When it came to the bit I knew I couldn't post the finished blog online. I'd surprised myself by how dark my thoughts were. Writing it had helped, sharing it with the world might not.
Long story short, this was rock bottom. Again.
You'd think by now I'd know the signs and be able to do something to help myself. In those situations though, helping yourself is the last thing you want to do.
Shutting down, going into hiding, ignoring life. It's very easy to do when you just don't care about anything at all.
It's been 11 and a half years since I took an overdose and entered this weird rollercoaster of 'life'. It's not much of a life right now, but I'm breathing so I suppose that's a start.
Pretending to be a functioning adult has become all too easy for me over the last decade. Every so often there's a rough patch, then there are the ones that derail me completely. May 2014 - I abandoned London and returned to Ireland. Defeated again.
I wish I could really explain it clearly. I wish I understood it. It's been almost five weeks since I couldn't pretend to be OK anymore - not even online where it's always been easy to distract myself and talk about EastEnders or X Factor. Instead I closed down Twitter and let myself completely lose touch with everyone and everything going on. After a few days you get used to not leaving the room you make your prison cell. It's the safest place on earth. If I know I don't want to hurt myself, no one and nothing else can. The buzz of a new email arriving in my inbox? Ignore it. The phone battery will die soon enough and I'll be free of that noise. All those free hours to just listen to that voice in your head.
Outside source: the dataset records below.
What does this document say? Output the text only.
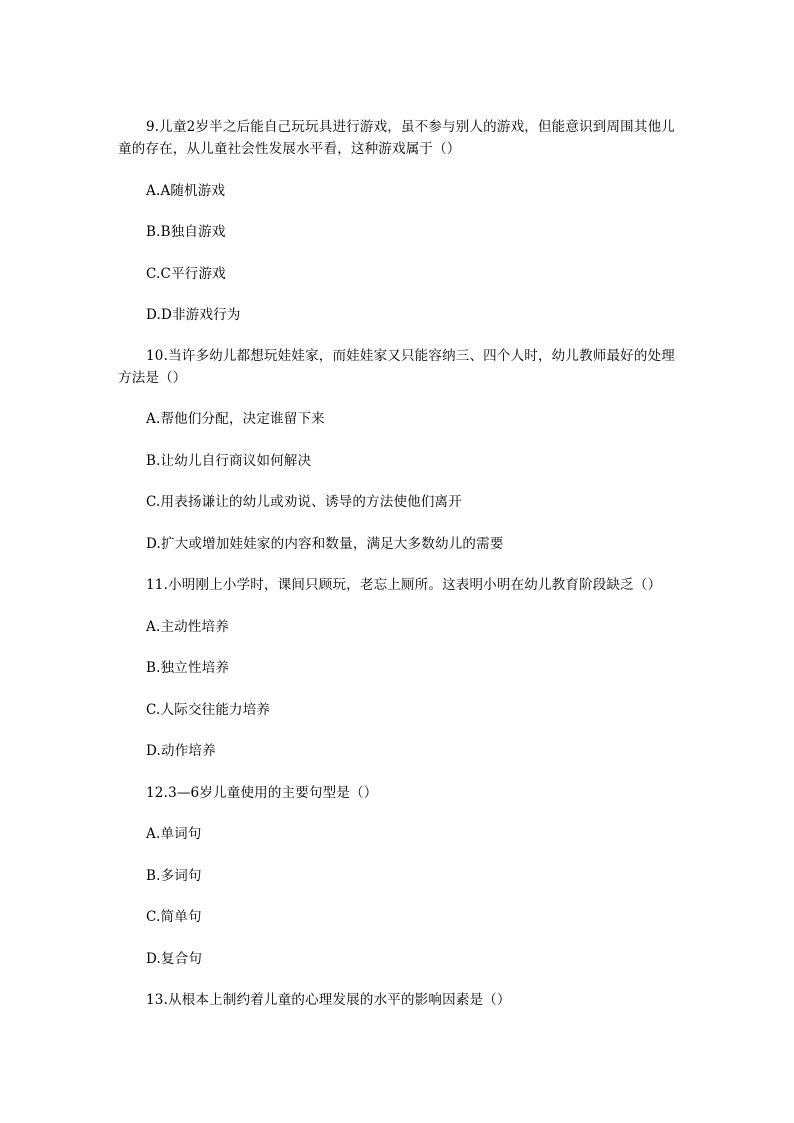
9.儿童2岁半之后能自己玩玩具进行游戏，虽不参与别人的游戏，但能意识到周围其他儿童的存在，从儿童社会性发展水平看，这种游戏属于（）
A.A随机游戏
B.B独自游戏
C.C平行游戏
D.D非游戏行为
10.当许多幼儿都想玩娃娃家，而娃娃家又只能容纳三、四个人时，幼儿教师最好的处理方法是（）
A.帮他们分配，决定谁留下来
B.让幼儿自行商议如何解决
C.用表扬谦让的幼儿或劝说、诱导的方法使他们离开
D.扩大或增加娃娃家的内容和数量，满足大多数幼儿的需要
11.小明刚上小学时，课间只顾玩，老忘上厕所。这表明小明在幼儿教育阶段缺乏（）
A.主动性培养
B.独立性培养
C.人际交往能力培养
D.动作培养
12.3—6岁儿童使用的主要句型是（）
A.单词句
B.多词句
C.简单句
D.复合句
13.从根本上制约着儿童的心理发展的水平的影响因素是（）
I left the house only to attend psychology. Missing one session prompted a phonecall and an awkward speakerphone monologue from my psychologist who persevered until I found the ability to say a couple of words. But she cared enough to do that. She didn't give up. That was the first time someone outside of family has pushed me in those darkest moments. Except this time, unlike being able to fight off the love and support from my parents, I couldn't leave someone I've only known a couple of months fearing for my life. Is that what I'd become? Was I now a risk to myself, to others even? That frightened me a lot.
Psychology has been a difficult, draining, terrifying and wonderful experience. I'm not really sure how I slipped through some mental health net and got left to my own devices for the best part of a decade, but finally, things began happening and the process started. Digging into memories and dissecting experiences I'd locked away is something I' fought against doing for far too long.
I've no doubt that doing so and unleashing so many emotions after so long is what threw me into where I am right now. But I've come to realise that it is a necessary evil. It's now about learning how to recognise the darkness, to prepare for it, to fight it, to throw open the curtains and to not give up even the 10% of 'life' I've been living for the last decade. It's funny how much you can learn to value even the smallest bit of your existence.
This current experience isn't over. I've just promised myself that I'd do something to help myself - and that has always been writing. Tonight was the first time I've found the drive to look at the screen long enough to string a sentence together.
An overshare? Maybe. But I want to be able to come back to this. Even when I've recharged to that 10%, I want to know I can read this and remember the very worst moments. Maybe this will be the last rock bottom, the final 'things get worse before they get better' moment.
I'm honestly not really sure how to finish this to be honest. A few attempts haven't read back well. I'm not dying and I'm not planning to die anytime soon (touch wood). I know there are people worse off. There are also plenty living within the darkness and doing a much better job of making the most of their lives. Knowing that is part of the process of getting up in the morning, of appreciating what you've got and striving to achieve more - no matter what obstacles lie in the way.